August 4, 2017

DIY Vintage Sewing Machine Base

Here is my tried and true method for vintage machine bases.

If you are not experienced with woodworking this will be hard to follow.

I'm and old Draftsman and this is how we work.

The result is not up to woodworking standards but is acceptable and easy.
It is a one hour project not including the three cotes of finish

Every machine is slightly different under the edge of the casting and this design method will likely require some chiseling or knifing of the edge where the casting interferes with the new base.

The handle holes are nice and should be put in before you assemble the parts.

At the lumber yard you'll need a 1 x 3 x 6 foot piece of Poplar (don't use better if you are inexperienced) and don't use Pine.

A 1 x 3 has actual dimensions of 3/4" x 2-1/2 or 0.75" x 2.5"... perfect for our job

The 2-1/2" should get every machine out there just high enough so that the casting feet are nicely clear of the table, (except for the Singers 101 and the 201, they need a full 3")

Draw this out on a piece of graph paper as shown
Assume you are going to triple check every dimension and go ahead and make a cardboard cut-out of the plan view to check the fit.

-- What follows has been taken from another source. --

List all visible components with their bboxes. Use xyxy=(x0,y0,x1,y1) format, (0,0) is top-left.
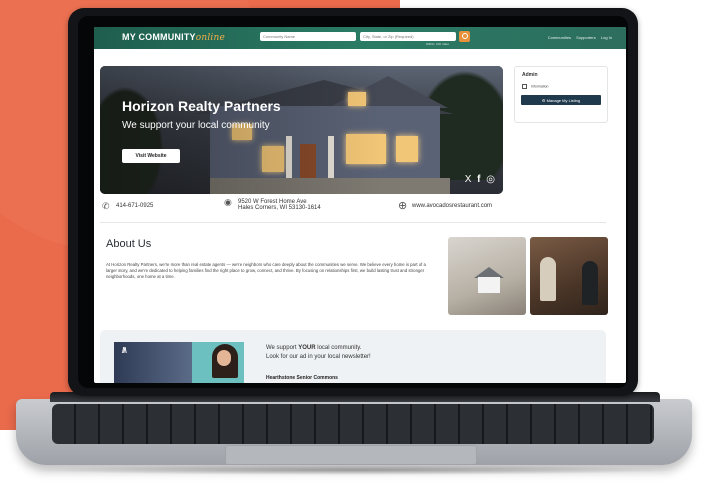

No amount of extra drafting, drawing, measuring, and thinking, will go to waste for this project, but you know this if you make patterns for sewing.

To Start:

  • Measure the length and width of your flat-bed

  • The inside of your wooden base is between 1/2" and 3/8" LESS THAN these two dimensions

  • On your drawing mark these two dimensions everything is based on these two dimensions

  • For the Front Piece you add 3/4 + 3/4 +  Inside Length

  • For the Back Piece the length IS the Inside Length

  • For the Sides you add 3/4 + Inside Width

  • The result is a minimum of end grain showing without getting into complex joinery

  • Glue and nail, screws are so big they will require wood plugs.
  • Check for squareness (measure across corners) if its not square tap, squeeze, or push till it is. If you don't it'll dry out of square and you will be very sorry. 

  • Bevel and sand all the edges and finish; I use three coats of Minwax water based Polycrylic, one to lift the grain and two to finish it. Sand 120 then 220, and 220 between coats. 


Yeah!

To mount the machine I use 4 dollops of clear silicone sealer so you can lift the machine either the by the head or by the base.


FYI the design changes if you have to lift the machine to change the bobbin like the Vigorelli

The only difference is to add a second Back Piece, lengthen the Sides 3/4" and (this is the hard part) locate and countersink the hinges from a cabinet. 




1 comment:

  1. Thanks so much! I have a couple of vintage machines that need bases and this is a blessing to me!